Creativity as the Common Thread

Interview with Alexander Kuhn, General Manager of Brother Sewing Machines Europe GmbH

Alexander Kuhn, General Manager of Brother Sewing Machines Europe GmbH
Alexander Kuhn, General Manager of Brother Sewing Machines Europe GmbH

Sewing is in. And has a long tradition. In 1790, the first wood-based sewing machine operated by a hand crank was patented. Today, sewing machines are true high-tech products that can not only sew and embroider but are also digitally connected. One of the leading companies in the area of hobby sewing machines is Brother Sewing Machines Europe GmbH from Bad Vilbel.

Economic Forum: Mr. Kuhn, you are the General Manager of Brother Sewing Machines Europe. What does the name Brother stand for?

Alexander Kuhn: Last year, Brother produced its 70-millionth sewing machine, yet the company is mainly known in Europe for its printers and fax machines, which still make up the majority of its business today.

Economic Forum: How has this diverse product range developed?

Alexander Kuhn: In 1908, the Yasui brothers started their own business with a sewing machine repair service and later began manufacturing them as well. Until the 1950s/1960s, sewing machines dominated, which were continuously developed further. Based on the acquired know-how, the company then entered the typewriter, printer, and fax machine market; products that are known worldwide. Our task is to continue working on brand awareness and to position Brother even more strongly as the epitome of high-quality household and hobby sewing machines.

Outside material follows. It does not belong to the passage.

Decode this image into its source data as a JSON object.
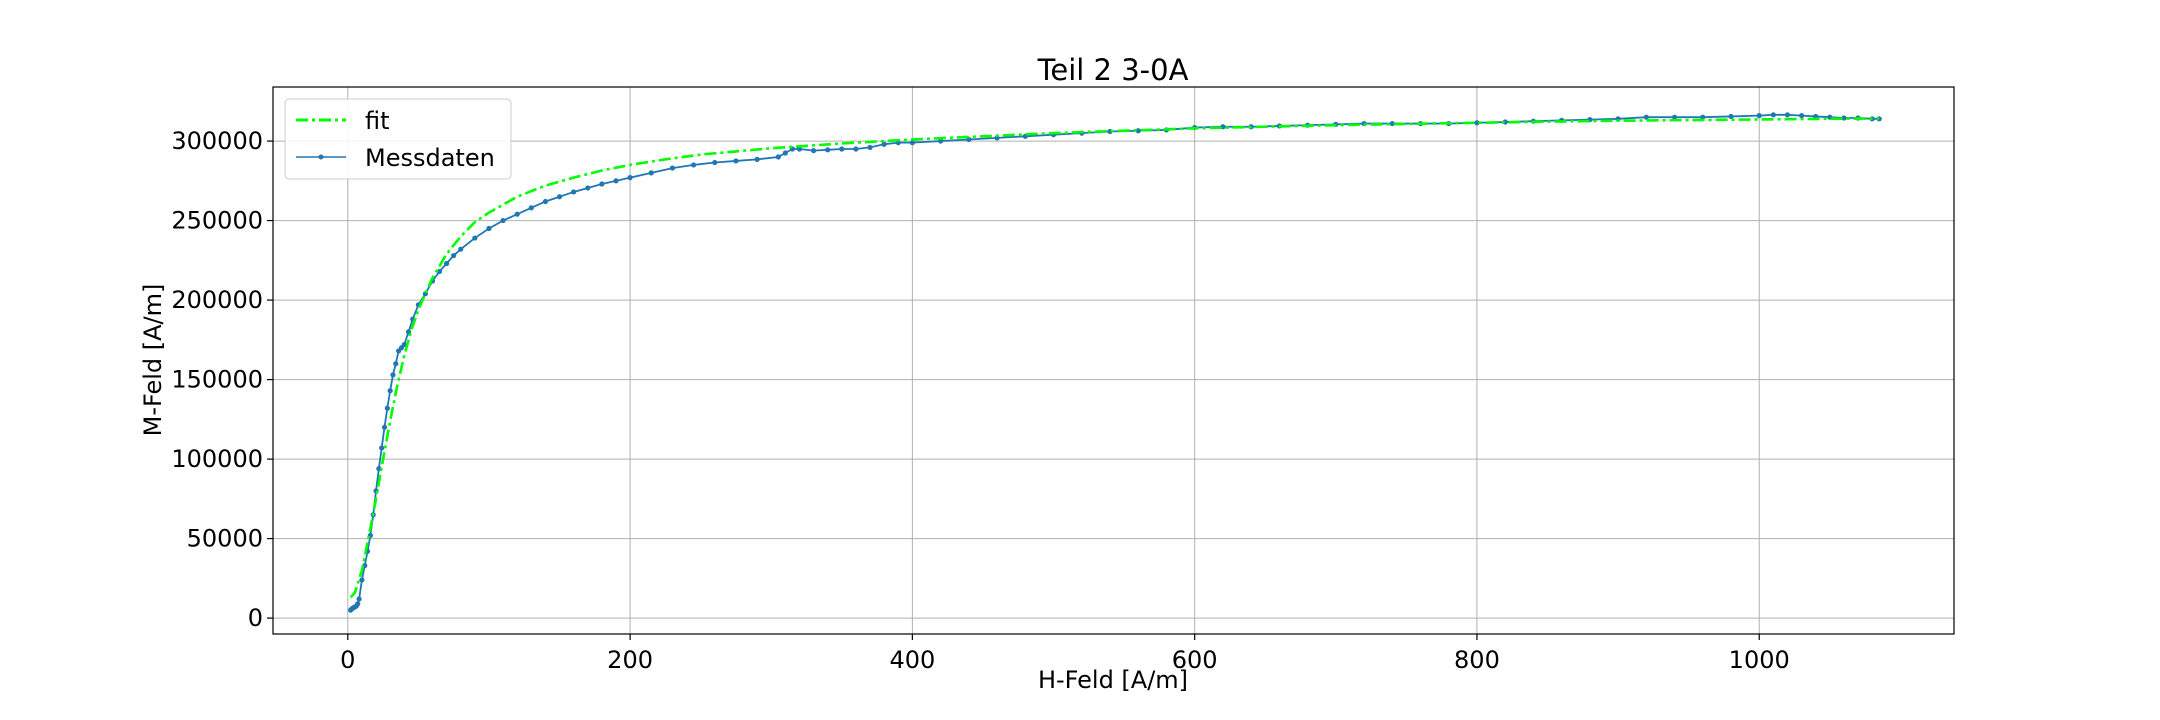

Brother Sewing Machines Artspira
Artspira – even with sewing machines, the future is digital; Brother has developed an app called Artspira that can connect to Brother machines

Economic Forum: How is the company positioned today and where are its core competencies located at the Bad Vilbel site?

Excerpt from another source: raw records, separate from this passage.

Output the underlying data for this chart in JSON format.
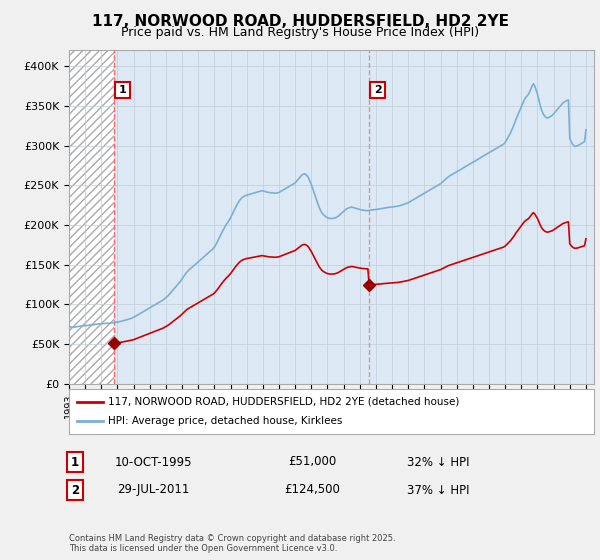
{
  "title": "117, NORWOOD ROAD, HUDDERSFIELD, HD2 2YE",
  "subtitle": "Price paid vs. HM Land Registry's House Price Index (HPI)",
  "title_fontsize": 11,
  "subtitle_fontsize": 9,
  "ylabel_ticks": [
    "£0",
    "£50K",
    "£100K",
    "£150K",
    "£200K",
    "£250K",
    "£300K",
    "£350K",
    "£400K"
  ],
  "ytick_values": [
    0,
    50000,
    100000,
    150000,
    200000,
    250000,
    300000,
    350000,
    400000
  ],
  "ylim": [
    0,
    420000
  ],
  "xlim_start": 1993.0,
  "xlim_end": 2025.5,
  "sale1_x": 1995.78,
  "sale1_y": 51000,
  "sale2_x": 2011.57,
  "sale2_y": 124500,
  "sale_color": "#cc0000",
  "hpi_color": "#7aafd4",
  "marker_color": "#990000",
  "vline1_x": 1995.78,
  "vline2_x": 2011.57,
  "vline1_color": "#ff6666",
  "vline2_color": "#cc9999",
  "plot_bg_color": "#dce9f5",
  "hatch_bg_color": "white",
  "between_sales_color": "#dce9f5",
  "legend_line1": "117, NORWOOD ROAD, HUDDERSFIELD, HD2 2YE (detached house)",
  "legend_line2": "HPI: Average price, detached house, Kirklees",
  "table_row1_num": "1",
  "table_row1_date": "10-OCT-1995",
  "table_row1_price": "£51,000",
  "table_row1_hpi": "32% ↓ HPI",
  "table_row2_num": "2",
  "table_row2_date": "29-JUL-2011",
  "table_row2_price": "£124,500",
  "table_row2_hpi": "37% ↓ HPI",
  "footnote": "Contains HM Land Registry data © Crown copyright and database right 2025.\nThis data is licensed under the Open Government Licence v3.0.",
  "bg_color": "#f0f0f0",
  "grid_color": "#c0ccd8",
  "num_box_color": "#cc0000",
  "hpi_data_x": [
    1993.0,
    1993.083,
    1993.167,
    1993.25,
    1993.333,
    1993.417,
    1993.5,
    1993.583,
    1993.667,
    1993.75,
    1993.833,
    1993.917,
    1994.0,
    1994.083,
    1994.167,
    1994.25,
    1994.333,
    1994.417,
    1994.5,
    1994.583,
    1994.667,
    1994.75,
    1994.833,
    1994.917,
    1995.0,
    1995.083,
    1995.167,
    1995.25,
    1995.333,
    1995.417,
    1995.5,
    1995.583,
    1995.667,
    1995.75,
    1995.833,
    1995.917,
    1996.0,
    1996.083,
    1996.167,
    1996.25,
    1996.333,
    1996.417,
    1996.5,
    1996.583,
    1996.667,
    1996.75,
    1996.833,
    1996.917,
    1997.0,
    1997.083,
    1997.167,
    1997.25,
    1997.333,
    1997.417,
    1997.5,
    1997.583,
    1997.667,
    1997.75,
    1997.833,
    1997.917,
    1998.0,
    1998.083,
    1998.167,
    1998.25,
    1998.333,
    1998.417,
    1998.5,
    1998.583,
    1998.667,
    1998.75,
    1998.833,
    1998.917,
    1999.0,
    1999.083,
    1999.167,
    1999.25,
    1999.333,
    1999.417,
    1999.5,
    1999.583,
    1999.667,
    1999.75,
    1999.833,
    1999.917,
    2000.0,
    2000.083,
    2000.167,
    2000.25,
    2000.333,
    2000.417,
    2000.5,
    2000.583,
    2000.667,
    2000.75,
    2000.833,
    2000.917,
    2001.0,
    2001.083,
    2001.167,
    2001.25,
    2001.333,
    2001.417,
    2001.5,
    2001.583,
    2001.667,
    2001.75,
    2001.833,
    2001.917,
    2002.0,
    2002.083,
    2002.167,
    2002.25,
    2002.333,
    2002.417,
    2002.5,
    2002.583,
    2002.667,
    2002.75,
    2002.833,
    2002.917,
    2003.0,
    2003.083,
    2003.167,
    2003.25,
    2003.333,
    2003.417,
    2003.5,
    2003.583,
    2003.667,
    2003.75,
    2003.833,
    2003.917,
    2004.0,
    2004.083,
    2004.167,
    2004.25,
    2004.333,
    2004.417,
    2004.5,
    2004.583,
    2004.667,
    2004.75,
    2004.833,
    2004.917,
    2005.0,
    2005.083,
    2005.167,
    2005.25,
    2005.333,
    2005.417,
    2005.5,
    2005.583,
    2005.667,
    2005.75,
    2005.833,
    2005.917,
    2006.0,
    2006.083,
    2006.167,
    2006.25,
    2006.333,
    2006.417,
    2006.5,
    2006.583,
    2006.667,
    2006.75,
    2006.833,
    2006.917,
    2007.0,
    2007.083,
    2007.167,
    2007.25,
    2007.333,
    2007.417,
    2007.5,
    2007.583,
    2007.667,
    2007.75,
    2007.833,
    2007.917,
    2008.0,
    2008.083,
    2008.167,
    2008.25,
    2008.333,
    2008.417,
    2008.5,
    2008.583,
    2008.667,
    2008.75,
    2008.833,
    2008.917,
    2009.0,
    2009.083,
    2009.167,
    2009.25,
    2009.333,
    2009.417,
    2009.5,
    2009.583,
    2009.667,
    2009.75,
    2009.833,
    2009.917,
    2010.0,
    2010.083,
    2010.167,
    2010.25,
    2010.333,
    2010.417,
    2010.5,
    2010.583,
    2010.667,
    2010.75,
    2010.833,
    2010.917,
    2011.0,
    2011.083,
    2011.167,
    2011.25,
    2011.333,
    2011.417,
    2011.5,
    2011.583,
    2011.667,
    2011.75,
    2011.833,
    2011.917,
    2012.0,
    2012.083,
    2012.167,
    2012.25,
    2012.333,
    2012.417,
    2012.5,
    2012.583,
    2012.667,
    2012.75,
    2012.833,
    2012.917,
    2013.0,
    2013.083,
    2013.167,
    2013.25,
    2013.333,
    2013.417,
    2013.5,
    2013.583,
    2013.667,
    2013.75,
    2013.833,
    2013.917,
    2014.0,
    2014.083,
    2014.167,
    2014.25,
    2014.333,
    2014.417,
    2014.5,
    2014.583,
    2014.667,
    2014.75,
    2014.833,
    2014.917,
    2015.0,
    2015.083,
    2015.167,
    2015.25,
    2015.333,
    2015.417,
    2015.5,
    2015.583,
    2015.667,
    2015.75,
    2015.833,
    2015.917,
    2016.0,
    2016.083,
    2016.167,
    2016.25,
    2016.333,
    2016.417,
    2016.5,
    2016.583,
    2016.667,
    2016.75,
    2016.833,
    2016.917,
    2017.0,
    2017.083,
    2017.167,
    2017.25,
    2017.333,
    2017.417,
    2017.5,
    2017.583,
    2017.667,
    2017.75,
    2017.833,
    2017.917,
    2018.0,
    2018.083,
    2018.167,
    2018.25,
    2018.333,
    2018.417,
    2018.5,
    2018.583,
    2018.667,
    2018.75,
    2018.833,
    2018.917,
    2019.0,
    2019.083,
    2019.167,
    2019.25,
    2019.333,
    2019.417,
    2019.5,
    2019.583,
    2019.667,
    2019.75,
    2019.833,
    2019.917,
    2020.0,
    2020.083,
    2020.167,
    2020.25,
    2020.333,
    2020.417,
    2020.5,
    2020.583,
    2020.667,
    2020.75,
    2020.833,
    2020.917,
    2021.0,
    2021.083,
    2021.167,
    2021.25,
    2021.333,
    2021.417,
    2021.5,
    2021.583,
    2021.667,
    2021.75,
    2021.833,
    2021.917,
    2022.0,
    2022.083,
    2022.167,
    2022.25,
    2022.333,
    2022.417,
    2022.5,
    2022.583,
    2022.667,
    2022.75,
    2022.833,
    2022.917,
    2023.0,
    2023.083,
    2023.167,
    2023.25,
    2023.333,
    2023.417,
    2023.5,
    2023.583,
    2023.667,
    2023.75,
    2023.833,
    2023.917,
    2024.0,
    2024.083,
    2024.167,
    2024.25,
    2024.333,
    2024.417,
    2024.5,
    2024.583,
    2024.667,
    2024.75,
    2024.833,
    2024.917,
    2025.0
  ],
  "hpi_data_y": [
    72000,
    71500,
    71200,
    71000,
    71200,
    71500,
    71800,
    72000,
    72300,
    72500,
    72700,
    73000,
    73200,
    73400,
    73500,
    73600,
    73700,
    73900,
    74200,
    74500,
    74700,
    75000,
    75200,
    75300,
    75500,
    75600,
    75700,
    75800,
    75900,
    76000,
    76200,
    76400,
    76600,
    76800,
    77000,
    77200,
    77500,
    77800,
    78200,
    78700,
    79200,
    79700,
    80100,
    80500,
    81000,
    81500,
    82000,
    82800,
    83500,
    84500,
    85500,
    86500,
    87500,
    88500,
    89500,
    90500,
    91500,
    92500,
    93500,
    94500,
    95500,
    96500,
    97500,
    98500,
    99500,
    100500,
    101500,
    102500,
    103500,
    104500,
    105500,
    107000,
    108500,
    110000,
    111500,
    113500,
    115500,
    117500,
    119500,
    121500,
    123500,
    125500,
    127500,
    129500,
    132000,
    134500,
    137000,
    139500,
    141500,
    143000,
    144500,
    146000,
    147500,
    149000,
    150500,
    152000,
    153500,
    155000,
    156500,
    158000,
    159500,
    161000,
    162500,
    164000,
    165500,
    167000,
    168500,
    170000,
    172000,
    175000,
    178000,
    181500,
    185000,
    188500,
    192000,
    195000,
    198000,
    201000,
    203500,
    206000,
    209000,
    212500,
    216000,
    219500,
    223000,
    226000,
    229000,
    231500,
    233500,
    235000,
    236000,
    237000,
    237500,
    238000,
    238500,
    239000,
    239500,
    240000,
    240500,
    241000,
    241500,
    242000,
    242500,
    243000,
    243000,
    242500,
    242000,
    241500,
    241000,
    240800,
    240600,
    240400,
    240200,
    240000,
    240200,
    240500,
    241000,
    242000,
    243000,
    244000,
    245000,
    246000,
    247000,
    248000,
    249000,
    250000,
    251000,
    252000,
    253000,
    255000,
    257000,
    259000,
    261000,
    263000,
    264000,
    264500,
    263500,
    262000,
    259000,
    255000,
    251000,
    246000,
    241000,
    236000,
    231000,
    226000,
    221500,
    218000,
    215000,
    213000,
    211500,
    210000,
    209000,
    208500,
    208200,
    208000,
    208200,
    208500,
    209000,
    210000,
    211000,
    212500,
    214000,
    215500,
    217000,
    218500,
    220000,
    221000,
    221500,
    222000,
    222500,
    222000,
    221500,
    221000,
    220500,
    220000,
    219500,
    219000,
    218700,
    218400,
    218200,
    218000,
    218200,
    218400,
    218600,
    218800,
    219000,
    219200,
    219500,
    219700,
    220000,
    220300,
    220600,
    220900,
    221200,
    221500,
    221800,
    222000,
    222200,
    222400,
    222600,
    222800,
    223000,
    223300,
    223600,
    224000,
    224400,
    225000,
    225600,
    226200,
    226800,
    227400,
    228000,
    229000,
    230000,
    231000,
    232000,
    233000,
    234000,
    235000,
    236000,
    237000,
    238000,
    239000,
    240000,
    241000,
    242000,
    243000,
    244000,
    245000,
    246000,
    247000,
    248000,
    249000,
    250000,
    251000,
    252000,
    253500,
    255000,
    256500,
    258000,
    259500,
    261000,
    262000,
    263000,
    264000,
    265000,
    266000,
    267000,
    268000,
    269000,
    270000,
    271000,
    272000,
    273000,
    274000,
    275000,
    276000,
    277000,
    278000,
    279000,
    280000,
    281000,
    282000,
    283000,
    284000,
    285000,
    286000,
    287000,
    288000,
    289000,
    290000,
    291000,
    292000,
    293000,
    294000,
    295000,
    296000,
    297000,
    298000,
    299000,
    300000,
    301000,
    302000,
    304000,
    307000,
    310000,
    313000,
    316000,
    320000,
    324000,
    328000,
    333000,
    337000,
    341000,
    345000,
    349000,
    353000,
    357000,
    360000,
    362000,
    364000,
    367000,
    371000,
    375000,
    378000,
    375000,
    370000,
    365000,
    358000,
    351000,
    345000,
    341000,
    338000,
    336000,
    335000,
    335000,
    336000,
    337000,
    338000,
    340000,
    342000,
    344000,
    346000,
    348000,
    350000,
    352000,
    354000,
    355000,
    356000,
    357000,
    357500,
    309000,
    305000,
    302000,
    300000,
    299000,
    299500,
    300000,
    301000,
    302000,
    303000,
    304000,
    305000,
    320000
  ]
}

Alexander Kuhn: Bad Vilbel is home to the European headquarters for household sewing machines. There is another branch in England, as well as employees in France, the Benelux countries, and Italy. Another location in Emmerich focuses on industrial applications for both sewing machines and printers. Worldwide, 41,000 people work for Brother. Corona led to a boom; many started sewing masks or simply found joy in sewing, discovered their creative side, and invested in a sewing machine. Meanwhile, the situation has normalized, and we are experiencing slight and healthy growth.

Economic Forum: How can the Brother portfolio be characterized?

Alexander Kuhn: Brother offers everything related to sewing, embroidery, and creativity. We focus on domestic and hobby sewing machines in a price range from 150 to 15,000 EUR. Especially in the DACH region, where we focus, high-priced models are in demand, while in Eastern Europe, the focus is on affordable or mid-priced machines. Over time, the machines have technically advanced, so that computer sewing machines with electronic stitch selection today constitute the core business. Competitors are stronger in mechanical machines. Brother also offers embroidery machines as well as combination machines that can both sew and embroider. In times when personalizations are trending, embroidery machines are very popular; Brother holds a market-leading position here. Another pillar is cutting plotters.

Brother Sewing Machines WLAN capable Embroidery Machine
WLAN capable Embroidery Machine – because personalized products are in trend
Brother Sewing Machines Exchange with the Employees
General Manager Alexander Kuhn values the Japanese corporate culture and the close exchange with the employees

Business Forum: Are there any special trends emerging in the market?

Alexander Kuhn: Digitalization is playing an increasingly important role; sewing machines nowadays resemble computers with large displays. It's important for us to keep pace with these developments. That's why we are heavily investing in the subscription area and have created Artspira, an all-in-one design platform that allows creative embroidery ideas to be turned into unique projects. We offer a free version and a subscription version, where users benefit from sewing instructions and embroidery designs. The future will be in Wi-Fi models that can connect to an app. Currently, we are focusing on embroidery patterns and will gradually expand this offering.

Business Forum: Over 70 million sewing machines sold - where does this success come from?

Alexander Kuhn: We are successful because our products are good, but above all, because the people make the difference at our company. We still afford to have a sales force that is in close contact with the specialty retail; we care for our employees, listen to them, treat each other with respect, and maintain a familial coexistence. Even though we have good products, they do not sell themselves. Therefore, we will broaden our sales approach to continue to grow healthily and make our sewing machines accessible to an even wider audience. The specialty retail remains our primary partner.